Document Sourcing
One of the biggest headaches variable annuity and life providers face is sourcing documents needed for policyholder communications from asset managers. That process, which imposes significant time demands on both sides, was made even more challenging by the SEC’s Tailored Shareholder Report rule, which increased the volume of documents asset managers produce by five times or more.
I firmly believe that in 2025, internal teams should not be spending time sending hundreds of emails to asset managers looking for documents. Technology has alleviated the need for this manual process—or at least it soon will. Third-party technology providers like my firm, Broadridge, are building digital document “supply chains” in which they source documents from asset managers and make them available to variable annuity providers with a single click.
A similar evolution is playing out in web hosting. Roughly 40% of providers taking part in a recent poll by the Insured Retirement Institute still use internal teams and resources to host documents on the web. Web hosting doesn’t seem like a very complicated or demanding task, until you dig a little deeper into the process, which turns out to be far more than just taking a document and putting it up online. Web hosting entails establishing and maintaining links, ensuring compliance, and updating prospectus supplements— many of which are filed after 5:30pm. Providers are now also tasked with ensuring ADA compliance.
As in document sourcing, providers looking to modernize their regulatory communications function should be outsourcing Web hosting to external partners with sophisticated digital solutions that can handle this task at scale, freeing up internal staff for higher-value activities.
Policyholder Communications
Up to 40% of variable annuity and life providers are unsatisfied with the process or solution they use for electronic communications to policy holders, according to another IRI poll. That’s a major problem for providers, because e-delivery becomes more complex and important every day.

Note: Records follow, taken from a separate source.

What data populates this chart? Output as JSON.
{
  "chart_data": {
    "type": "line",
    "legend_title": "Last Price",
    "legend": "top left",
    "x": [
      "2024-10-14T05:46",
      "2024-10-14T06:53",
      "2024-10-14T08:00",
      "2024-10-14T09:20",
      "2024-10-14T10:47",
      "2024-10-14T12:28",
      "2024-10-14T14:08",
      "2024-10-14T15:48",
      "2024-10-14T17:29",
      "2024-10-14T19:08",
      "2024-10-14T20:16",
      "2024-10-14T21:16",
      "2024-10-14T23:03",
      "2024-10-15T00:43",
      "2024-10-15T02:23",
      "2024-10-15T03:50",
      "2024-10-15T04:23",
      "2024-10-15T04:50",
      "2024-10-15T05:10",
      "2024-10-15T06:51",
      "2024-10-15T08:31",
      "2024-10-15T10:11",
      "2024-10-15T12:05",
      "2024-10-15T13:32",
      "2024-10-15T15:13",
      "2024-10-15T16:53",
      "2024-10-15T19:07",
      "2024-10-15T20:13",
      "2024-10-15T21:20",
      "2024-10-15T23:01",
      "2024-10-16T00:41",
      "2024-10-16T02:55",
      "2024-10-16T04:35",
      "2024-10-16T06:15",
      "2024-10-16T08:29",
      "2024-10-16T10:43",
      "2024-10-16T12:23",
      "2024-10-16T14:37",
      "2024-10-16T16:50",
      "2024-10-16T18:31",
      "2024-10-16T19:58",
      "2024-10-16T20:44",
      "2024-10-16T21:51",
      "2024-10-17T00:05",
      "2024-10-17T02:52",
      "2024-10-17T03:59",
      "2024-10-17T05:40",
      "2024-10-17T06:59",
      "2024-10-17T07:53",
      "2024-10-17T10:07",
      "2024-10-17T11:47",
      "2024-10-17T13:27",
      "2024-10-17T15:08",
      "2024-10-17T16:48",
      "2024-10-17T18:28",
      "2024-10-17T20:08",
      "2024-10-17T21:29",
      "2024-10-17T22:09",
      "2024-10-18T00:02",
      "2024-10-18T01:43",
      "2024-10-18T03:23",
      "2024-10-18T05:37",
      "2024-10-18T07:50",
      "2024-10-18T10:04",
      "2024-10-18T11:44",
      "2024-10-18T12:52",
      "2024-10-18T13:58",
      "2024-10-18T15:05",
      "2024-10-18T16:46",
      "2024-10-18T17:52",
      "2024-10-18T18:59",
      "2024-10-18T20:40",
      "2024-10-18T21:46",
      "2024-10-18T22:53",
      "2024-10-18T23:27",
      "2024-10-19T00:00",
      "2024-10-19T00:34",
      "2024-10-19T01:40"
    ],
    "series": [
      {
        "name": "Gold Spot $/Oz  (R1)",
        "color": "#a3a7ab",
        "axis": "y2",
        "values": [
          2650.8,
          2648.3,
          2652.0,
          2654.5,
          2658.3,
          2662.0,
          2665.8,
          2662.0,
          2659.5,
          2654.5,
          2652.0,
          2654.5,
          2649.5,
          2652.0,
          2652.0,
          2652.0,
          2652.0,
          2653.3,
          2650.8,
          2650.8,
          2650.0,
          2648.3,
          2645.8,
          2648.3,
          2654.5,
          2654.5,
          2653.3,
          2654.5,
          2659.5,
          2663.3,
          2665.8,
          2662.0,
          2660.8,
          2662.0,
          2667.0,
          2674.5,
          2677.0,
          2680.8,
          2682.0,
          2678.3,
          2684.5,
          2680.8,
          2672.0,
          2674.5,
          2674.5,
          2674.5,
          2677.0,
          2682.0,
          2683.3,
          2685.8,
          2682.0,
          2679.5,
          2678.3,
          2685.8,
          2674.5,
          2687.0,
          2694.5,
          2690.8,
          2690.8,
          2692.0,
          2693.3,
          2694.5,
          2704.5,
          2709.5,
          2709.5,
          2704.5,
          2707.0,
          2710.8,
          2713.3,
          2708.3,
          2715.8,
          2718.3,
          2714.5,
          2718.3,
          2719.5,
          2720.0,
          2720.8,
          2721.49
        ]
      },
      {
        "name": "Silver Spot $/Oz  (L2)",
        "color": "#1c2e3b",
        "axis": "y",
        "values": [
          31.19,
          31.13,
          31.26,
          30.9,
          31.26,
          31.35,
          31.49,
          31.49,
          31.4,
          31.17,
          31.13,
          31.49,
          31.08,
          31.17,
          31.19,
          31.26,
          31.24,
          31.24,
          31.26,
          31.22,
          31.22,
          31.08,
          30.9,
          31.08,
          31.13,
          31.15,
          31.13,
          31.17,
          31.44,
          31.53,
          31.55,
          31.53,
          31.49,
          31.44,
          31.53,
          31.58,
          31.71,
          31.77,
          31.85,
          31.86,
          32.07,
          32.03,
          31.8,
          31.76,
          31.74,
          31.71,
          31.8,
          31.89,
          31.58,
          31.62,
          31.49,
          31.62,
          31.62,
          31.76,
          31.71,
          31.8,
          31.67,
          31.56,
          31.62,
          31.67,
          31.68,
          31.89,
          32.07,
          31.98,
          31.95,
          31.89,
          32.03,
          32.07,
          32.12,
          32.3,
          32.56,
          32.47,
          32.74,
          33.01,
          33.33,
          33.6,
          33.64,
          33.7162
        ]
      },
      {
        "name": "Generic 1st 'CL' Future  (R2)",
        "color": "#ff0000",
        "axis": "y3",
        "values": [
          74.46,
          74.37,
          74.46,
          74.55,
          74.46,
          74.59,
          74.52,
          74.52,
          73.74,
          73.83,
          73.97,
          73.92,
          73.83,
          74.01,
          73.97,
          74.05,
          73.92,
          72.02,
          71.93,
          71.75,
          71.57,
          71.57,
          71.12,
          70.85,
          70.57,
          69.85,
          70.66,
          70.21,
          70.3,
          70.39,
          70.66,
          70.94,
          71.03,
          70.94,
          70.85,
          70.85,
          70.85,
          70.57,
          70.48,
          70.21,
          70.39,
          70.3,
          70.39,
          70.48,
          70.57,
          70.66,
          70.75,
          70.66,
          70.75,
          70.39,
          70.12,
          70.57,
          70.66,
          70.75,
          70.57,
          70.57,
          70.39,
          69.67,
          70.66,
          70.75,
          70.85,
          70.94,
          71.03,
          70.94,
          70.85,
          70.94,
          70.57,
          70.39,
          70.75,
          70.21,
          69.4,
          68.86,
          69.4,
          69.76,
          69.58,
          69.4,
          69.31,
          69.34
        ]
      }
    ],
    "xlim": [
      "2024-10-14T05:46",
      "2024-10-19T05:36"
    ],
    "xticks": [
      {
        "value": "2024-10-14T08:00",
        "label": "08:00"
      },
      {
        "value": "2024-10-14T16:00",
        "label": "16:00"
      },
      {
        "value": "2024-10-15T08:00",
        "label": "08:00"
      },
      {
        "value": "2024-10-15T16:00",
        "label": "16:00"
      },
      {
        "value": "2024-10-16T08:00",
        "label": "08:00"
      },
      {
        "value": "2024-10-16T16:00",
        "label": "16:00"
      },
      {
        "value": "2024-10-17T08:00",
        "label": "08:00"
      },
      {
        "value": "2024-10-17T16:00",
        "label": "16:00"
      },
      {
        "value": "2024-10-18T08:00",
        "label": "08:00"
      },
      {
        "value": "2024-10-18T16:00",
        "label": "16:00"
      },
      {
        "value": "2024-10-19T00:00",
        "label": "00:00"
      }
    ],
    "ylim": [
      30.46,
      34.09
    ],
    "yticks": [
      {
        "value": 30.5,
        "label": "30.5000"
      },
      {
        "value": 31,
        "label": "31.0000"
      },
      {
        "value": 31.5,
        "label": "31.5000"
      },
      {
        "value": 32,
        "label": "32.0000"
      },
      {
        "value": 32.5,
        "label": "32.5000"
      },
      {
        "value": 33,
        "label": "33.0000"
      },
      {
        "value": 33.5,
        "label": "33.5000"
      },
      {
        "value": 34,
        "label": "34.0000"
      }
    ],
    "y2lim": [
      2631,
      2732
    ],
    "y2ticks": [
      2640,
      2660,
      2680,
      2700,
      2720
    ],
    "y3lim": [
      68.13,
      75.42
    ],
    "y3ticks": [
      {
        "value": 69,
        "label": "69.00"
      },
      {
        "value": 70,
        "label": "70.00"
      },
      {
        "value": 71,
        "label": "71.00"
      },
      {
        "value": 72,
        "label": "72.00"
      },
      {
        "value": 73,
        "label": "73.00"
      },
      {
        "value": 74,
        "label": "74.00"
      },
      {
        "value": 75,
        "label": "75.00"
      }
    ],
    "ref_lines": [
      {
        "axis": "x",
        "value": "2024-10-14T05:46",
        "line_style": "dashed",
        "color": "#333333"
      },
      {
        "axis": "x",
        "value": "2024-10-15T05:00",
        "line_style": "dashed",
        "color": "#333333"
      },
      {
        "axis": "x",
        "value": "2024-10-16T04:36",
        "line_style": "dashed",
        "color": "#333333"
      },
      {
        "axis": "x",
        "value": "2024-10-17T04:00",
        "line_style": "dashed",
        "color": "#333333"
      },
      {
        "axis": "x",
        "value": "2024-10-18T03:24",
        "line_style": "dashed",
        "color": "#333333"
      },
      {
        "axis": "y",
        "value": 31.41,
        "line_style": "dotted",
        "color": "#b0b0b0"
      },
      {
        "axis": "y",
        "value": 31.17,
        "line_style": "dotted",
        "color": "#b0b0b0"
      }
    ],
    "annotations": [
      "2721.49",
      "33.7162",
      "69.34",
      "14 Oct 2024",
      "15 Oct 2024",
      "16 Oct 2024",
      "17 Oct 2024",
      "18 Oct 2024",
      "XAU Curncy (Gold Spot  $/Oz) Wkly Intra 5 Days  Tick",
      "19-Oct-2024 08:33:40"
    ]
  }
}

Many providers are caught in a state of what I’ve dubbed “consent chaos,” in which existing e-delivery processes struggle to keep up with changes in policyholder preferred communications channels. Preference management is only one of the challenges facing providers. Modern e-delivery systems must also be equipped to track metrics like open rates, click rates and ROI on e-delivery, and to constantly maintain a compliance overlay that accounts for mail failures and other issues.
E-delivery will soon become the default for policyholder communications. For providers lacking the right e-delivery solution, it makes sense to upgrade now, before they are charged with informing policyholders about this historic shift and carefully walking policyholders through the final transition to digital delivery.
Technology Infrastructure and Integration
One through line connects all the issues discussed here so far: increasing complexity. New regulations and technology innovation are increasing demands on providers and accelerating workflows. Keeping up with these changes requires a change in mindset. Rather than thinking about tasks like document sourcing and e-delivery in isolation, providers will need to take a more strategic approach and deploy centralized, integrated platforms that enable them to execute across the entire regulatory communications workflow efficiently and at scale.
These platforms will not necessarily reside inside provider organizations. To the contrary, many providers will find it easier, faster and more cost effective to partner with an external provider. Broadridge and other technology firms are developing end-to-end solutions that enable variable annuity and life providers to outsource some of the most complex and challenging aspects of regulatory communications function. These solutions are highly integrated, a factor that is becoming increasingly important in the artificial intelligence era. Emerging capabilities in “document intelligence” and other areas are automating and bringing economies of scale to critical tasks across document composition, web hosting, distribution and compliance.
As these third-party solutions get more powerful and easier to integrate, forming external partnerships will become a cheat-code for variable annuity and life providers working to modernize regulatory communications.